O cardeal Carlo Maria Martini (Turim, 15 de fevereiro de 1927 - Gallarate, 31 de agosto de 2012), da Itália, no livro “Diálogo Noturnos em Jerusalém” propõe uma justiça oriunda do contato direto com o sistema prisional. O livro, escrito em parceria com o jesuíta alemão Georg Sporschill, foi lançado no Brasil na PUC-Rio, em 2008. Pensa que para se entender a realidade, como a justiça prisional, é preciso “ver” a realidade, conversar com os prisioneiros, ouvir o que têm a dizer, prestar atenção nos seus pensamentos em voz alta.
Seguindo esta hipótese Marta Cartabia e Adolfo
Ceretti se propõem a reconstituir o pensamento de Martini no livro: “Un’altra
storia inizia qui. La giustizia come ricomposizione”. (Outra história inicia
aqui. A Justiça como Recomposição) Para estes, o pensamento de Martini não se
fundamenta no especulativo, mas no prático, na ação. Diz Martini:
Porque a justiça não é tanto uma ideia que se
coloca fora de nós, mas "uma exigência que postula uma experiência
pessoal: a experiência, precisamente, da justiça ou, melhor, da aspiração à
justiça que nasce da experiência da injustiça e da dor que dela deriva».
Martini defende que para se alcançar um conhecimento
verdadeiro deve-se conhecer experimentalmente o objeto. São famosas as afirmações
de alguns que querem anular qualquer outra conclusão que não a sua, por ter visto ou ter visitado. É o caso, por exemplo, do conhecimento sobre o
sistema prisional. Quem pode alardear que visitou
ou viu se acha numa posição de
superioridade em relação de quem somente leu.

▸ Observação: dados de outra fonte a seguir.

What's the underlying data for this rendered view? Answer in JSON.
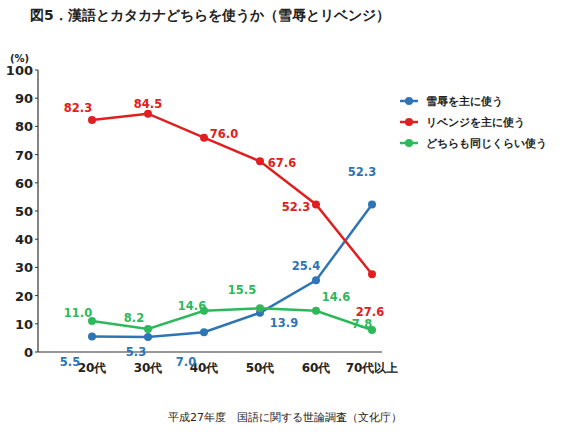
{
  "chart_data": {
    "type": "line",
    "title": "図5．漢語とカタカナどちらを使うか（雪辱とリベンジ）",
    "y_label": "(%)",
    "source": "平成27年度　国語に関する世論調査（文化庁）",
    "categories": [
      "20代",
      "30代",
      "40代",
      "50代",
      "60代",
      "70代以上"
    ],
    "series": [
      {
        "name": "雪辱を主に使う",
        "color": "#2e75b6",
        "values": [
          5.5,
          5.3,
          7.0,
          13.9,
          25.4,
          52.3
        ],
        "value_labels": [
          "5.5",
          "5.3",
          "7.0",
          "13.9",
          "25.4",
          "52.3"
        ]
      },
      {
        "name": "リベンジを主に使う",
        "color": "#e02020",
        "values": [
          82.3,
          84.5,
          76.0,
          67.6,
          52.3,
          27.6
        ],
        "value_labels": [
          "82.3",
          "84.5",
          "76.0",
          "67.6",
          "52.3",
          "27.6"
        ]
      },
      {
        "name": "どちらも同じくらい使う",
        "color": "#2eb85c",
        "values": [
          11.0,
          8.2,
          14.6,
          15.5,
          14.6,
          7.8
        ],
        "value_labels": [
          "11.0",
          "8.2",
          "14.6",
          "15.5",
          "14.6",
          "7.8"
        ]
      }
    ],
    "ylim": [
      0,
      100
    ],
    "yticks": [
      0,
      10,
      20,
      30,
      40,
      50,
      60,
      70,
      80,
      90,
      100
    ],
    "grid": false,
    "legend": "right",
    "data_labels": true,
    "marker": "circle",
    "line_style": "solid"
  }
}
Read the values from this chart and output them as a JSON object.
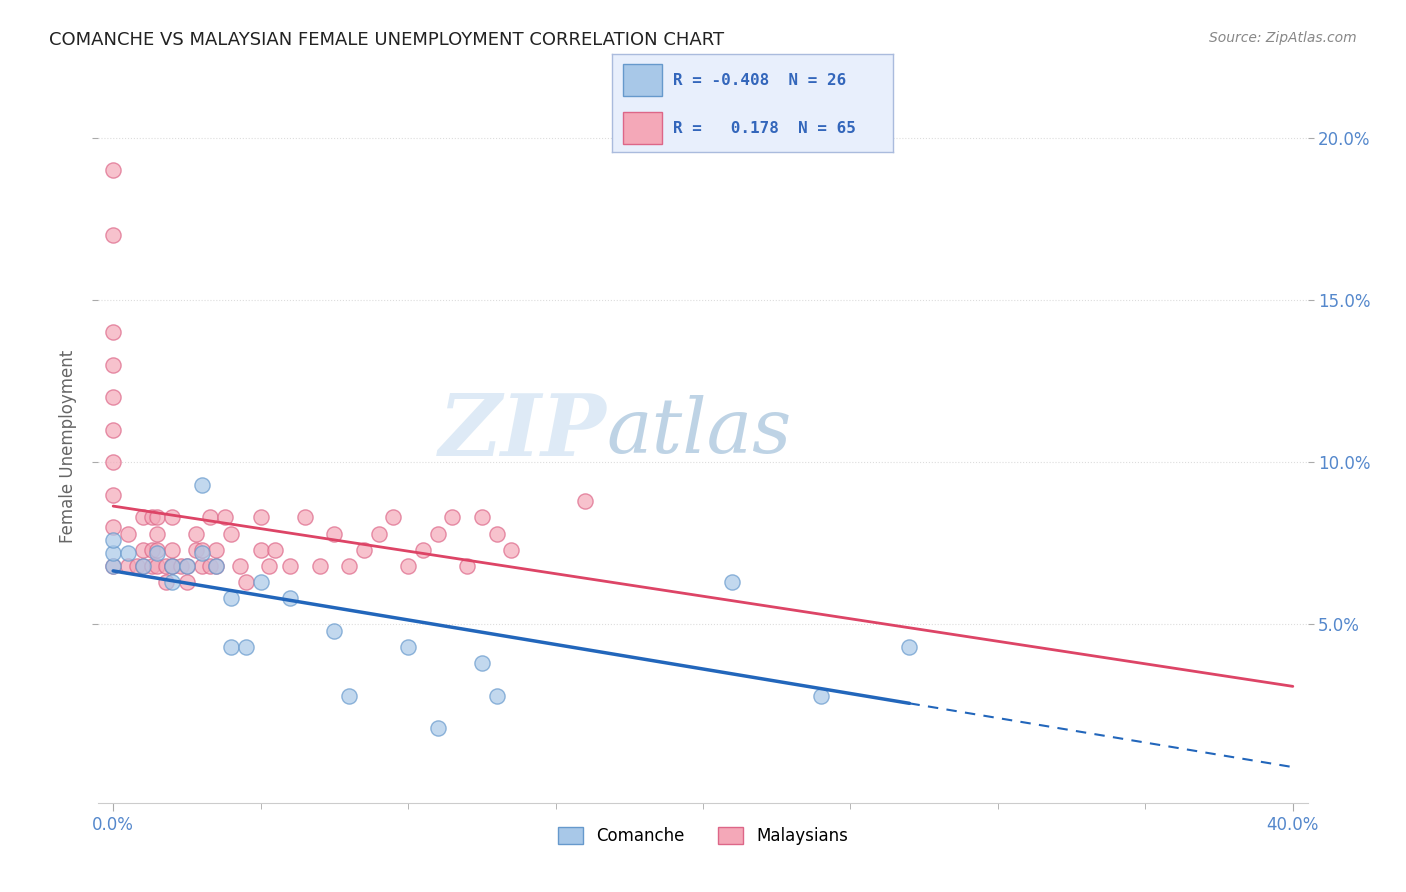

Para estes a compreensão dos delitos e penas é mais
verdadeira que os outros que apenas conhecem por outras vias, geralmente por
terceiros. Inclusive cita-se para reforçar o argumento de quem experimentou
fisicamente o contato com os prisioneiros. Ao citar o cap. 25 de Evangelho de
Mateus: “Estava no cárcere e me visitaste”, dá a entender que a própria
autoridade bíblica confirma a hipótese.
Para os defensores da necessidade da experiência o
ato de ver, por exemplo, nos envolve na experiência de ter “ouvido, visto,
contemplado e tocado.” Desse ato surgem as grandes questões, mormente as
questões paradoxais, como se de repente o mundo nos aparece invertido. Isto nos
força a magna questões e como decorrência nasce uma realidade criativa e
renovada.
No entanto, em contrapartida, isto pode acontecer
com a reflexão especulativa, isto é, quando refletimos em nós o que está
gravado na nossa consciência. Da mesma forma e talvez melhor, se manifesta o
poder criativo da mente, livre do cipoal da experiência. Basta, para tanto,
evocarmos a experiência de Descartes e Kant. O mundo da realidade enriqueceu-se
do mesmo modo com a reflexão do que a realidade contribuiu para o mundo
espiritual. No paradoxo da realidade, como no mundo prisional, onde para se colimar
algo, primeiramente deve-se restringir legal ou moralmente. Para ser livre a
liberdade deverá ser cerceada. No mundo da reflexão não há necessidade de
restringir o que se busca.
Com certeza a experiência do contato com o cárcere
avia-se um processo dialético entre o comunicante e o interlocutor. O
comunicante, por assim dizer, pensa em voz alta e está muito pouco preocupado
com a justiça teorizada. O que ele quer é sair da prisão. Ao interlocutor, por
sua vez, o máximo que pode fazer é ouvir o reclamo e os pedidos do preso. Mas
mais nada pode fazer por que a partir daí a questão passa ser teórica, com um
juiz que tem a lei diante de si e dá um veredicto teórico para ou continuar na
prisão ou ganhar a liberdade. Portanto, a decisão final será sempre teórica. Um
juiz nunca decidirá sobre o que o detento disse, mas sobre se for legal ou
justo e isto é do plano teórico ou especulativo.
Por isso, a tese de Martini, examinada pelos
pensadores Marta Cartabia e Adolfo Ceretti, serve como ponto de partida para
desdobramentos teóricos posteriores. È o que diz Aristóteles: nihil est in intellecto,
quod prius non fueri in sensu. A partir do pensar em voz alta dos detentos,
constrói-se o arcabouço especulativo para justificá-lo ou não.